Afin de ne pas déstabiliser la société, cette action ne visera ni Atos, ni ses dirigeants ou ex-dirigeants, mais uniquement ses auditeurs (commissaires aux comptes) en particulier DELOITTE supposé être le n°1 mondial de l’audit, mais que l’UPRA soupçonne avoir été très complaisante vis-à-vis d’Atos avec les règles comptables en vigueur, et leur reproche d’avoir fait manquer une chance aux actionnaires de ne pas acheter l’action quand elle était surcotée vis-à-vis de sa réelle valeur et d’avoir fait manquer une chance d’avoir vendu, quand la société s’effondrait et que la comptabilité ne reflétait pas cet effondrement, en particulier une absence totale de dépréciation d’actifs en 2022.

Je rappelle qu’à la publication d’un jugement qui dirait le contraire, Deloitte est supposé avoir certifié les comptes d’Atos de manière totalement sincère, et l’avis exprimé ci-dessous est l’avis de l’UPRA uniquement et reste à l’état de soupçons tant que nos preuves n’auront été validées par un juge.
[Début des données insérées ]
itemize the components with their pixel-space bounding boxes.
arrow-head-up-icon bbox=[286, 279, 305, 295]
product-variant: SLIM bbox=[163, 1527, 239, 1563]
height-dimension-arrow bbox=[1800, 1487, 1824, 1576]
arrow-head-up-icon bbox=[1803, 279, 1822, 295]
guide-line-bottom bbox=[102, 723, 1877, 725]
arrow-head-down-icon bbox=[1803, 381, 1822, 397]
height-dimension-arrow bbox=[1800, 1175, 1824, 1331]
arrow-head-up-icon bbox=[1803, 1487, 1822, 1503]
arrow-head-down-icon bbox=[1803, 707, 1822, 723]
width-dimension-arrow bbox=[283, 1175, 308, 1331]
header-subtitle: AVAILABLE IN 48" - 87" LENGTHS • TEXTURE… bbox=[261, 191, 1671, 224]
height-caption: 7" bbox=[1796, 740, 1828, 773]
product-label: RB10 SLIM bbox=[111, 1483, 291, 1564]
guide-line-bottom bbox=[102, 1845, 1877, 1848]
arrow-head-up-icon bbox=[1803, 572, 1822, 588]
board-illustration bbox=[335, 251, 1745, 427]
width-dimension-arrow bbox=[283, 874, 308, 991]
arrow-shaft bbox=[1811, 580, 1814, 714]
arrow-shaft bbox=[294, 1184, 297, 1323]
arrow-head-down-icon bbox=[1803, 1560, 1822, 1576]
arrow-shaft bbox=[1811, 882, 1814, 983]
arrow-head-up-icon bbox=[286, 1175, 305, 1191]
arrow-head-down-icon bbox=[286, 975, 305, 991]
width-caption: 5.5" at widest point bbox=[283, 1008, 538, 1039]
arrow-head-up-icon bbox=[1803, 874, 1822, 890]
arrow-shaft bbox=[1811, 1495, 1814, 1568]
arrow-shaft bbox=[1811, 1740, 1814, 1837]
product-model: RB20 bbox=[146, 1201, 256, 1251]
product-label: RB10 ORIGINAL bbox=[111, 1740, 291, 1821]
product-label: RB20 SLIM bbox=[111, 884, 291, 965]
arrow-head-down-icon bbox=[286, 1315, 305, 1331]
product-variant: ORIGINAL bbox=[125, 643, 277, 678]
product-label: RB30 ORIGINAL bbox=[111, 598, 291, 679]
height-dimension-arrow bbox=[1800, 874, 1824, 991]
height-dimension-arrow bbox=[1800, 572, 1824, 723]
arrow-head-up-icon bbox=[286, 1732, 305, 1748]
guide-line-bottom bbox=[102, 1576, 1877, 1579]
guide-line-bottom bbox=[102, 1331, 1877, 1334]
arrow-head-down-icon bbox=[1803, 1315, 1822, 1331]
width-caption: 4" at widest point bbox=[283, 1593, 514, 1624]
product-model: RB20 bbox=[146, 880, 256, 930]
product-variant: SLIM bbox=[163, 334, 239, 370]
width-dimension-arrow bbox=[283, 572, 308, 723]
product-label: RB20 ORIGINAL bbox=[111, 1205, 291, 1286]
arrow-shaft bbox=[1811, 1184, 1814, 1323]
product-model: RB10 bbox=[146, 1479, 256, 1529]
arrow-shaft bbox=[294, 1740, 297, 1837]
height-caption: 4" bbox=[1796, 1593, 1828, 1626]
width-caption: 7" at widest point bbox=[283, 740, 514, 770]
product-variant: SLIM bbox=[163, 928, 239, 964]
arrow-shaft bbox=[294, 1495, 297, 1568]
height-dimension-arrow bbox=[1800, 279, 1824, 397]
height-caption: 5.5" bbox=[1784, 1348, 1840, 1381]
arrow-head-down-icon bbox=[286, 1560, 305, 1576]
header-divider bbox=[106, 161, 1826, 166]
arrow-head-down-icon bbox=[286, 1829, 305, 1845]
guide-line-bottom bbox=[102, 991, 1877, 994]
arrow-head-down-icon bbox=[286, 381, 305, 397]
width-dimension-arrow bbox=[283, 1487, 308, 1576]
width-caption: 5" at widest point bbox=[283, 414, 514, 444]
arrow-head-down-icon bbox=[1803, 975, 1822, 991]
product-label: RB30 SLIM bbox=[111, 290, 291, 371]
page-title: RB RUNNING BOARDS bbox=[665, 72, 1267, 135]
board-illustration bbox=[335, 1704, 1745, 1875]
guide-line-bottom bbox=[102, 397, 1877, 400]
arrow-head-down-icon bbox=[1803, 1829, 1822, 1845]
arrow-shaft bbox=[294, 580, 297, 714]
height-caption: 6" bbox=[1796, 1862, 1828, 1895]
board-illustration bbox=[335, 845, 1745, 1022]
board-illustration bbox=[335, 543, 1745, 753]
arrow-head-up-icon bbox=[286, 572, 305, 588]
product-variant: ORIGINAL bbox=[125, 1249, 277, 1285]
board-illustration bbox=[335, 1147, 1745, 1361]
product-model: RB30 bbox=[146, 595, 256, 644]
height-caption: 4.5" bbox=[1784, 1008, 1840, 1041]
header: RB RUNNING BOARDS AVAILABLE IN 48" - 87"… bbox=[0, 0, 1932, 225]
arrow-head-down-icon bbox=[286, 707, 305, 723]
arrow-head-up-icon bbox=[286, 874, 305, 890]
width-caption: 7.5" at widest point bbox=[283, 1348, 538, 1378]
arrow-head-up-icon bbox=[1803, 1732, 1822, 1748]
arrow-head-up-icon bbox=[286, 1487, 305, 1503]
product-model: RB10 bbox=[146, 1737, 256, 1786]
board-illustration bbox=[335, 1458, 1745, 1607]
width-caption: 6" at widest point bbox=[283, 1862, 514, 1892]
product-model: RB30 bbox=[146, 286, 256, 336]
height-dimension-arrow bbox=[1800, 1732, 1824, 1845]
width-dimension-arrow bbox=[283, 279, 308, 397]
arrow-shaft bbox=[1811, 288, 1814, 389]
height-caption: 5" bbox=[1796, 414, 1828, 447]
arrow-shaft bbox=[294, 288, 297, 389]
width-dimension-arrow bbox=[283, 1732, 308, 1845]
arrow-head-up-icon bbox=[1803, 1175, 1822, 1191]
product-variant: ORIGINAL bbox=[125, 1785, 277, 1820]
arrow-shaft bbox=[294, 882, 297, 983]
Pour des raisons de coûts de procédure, elle est réservée aux personnes ayant subi des pertes supérieures à 10 000€, sinon les coûts judiciaires, avocats, expertises, etc… en millions d’euros seraient supérieurs à la perte et ne seraient pas rentables pour le fonds qui financera ce recours. Soyez assuré qu’il ne s’agit pas de snobisme, mais réellement de contraintes financières.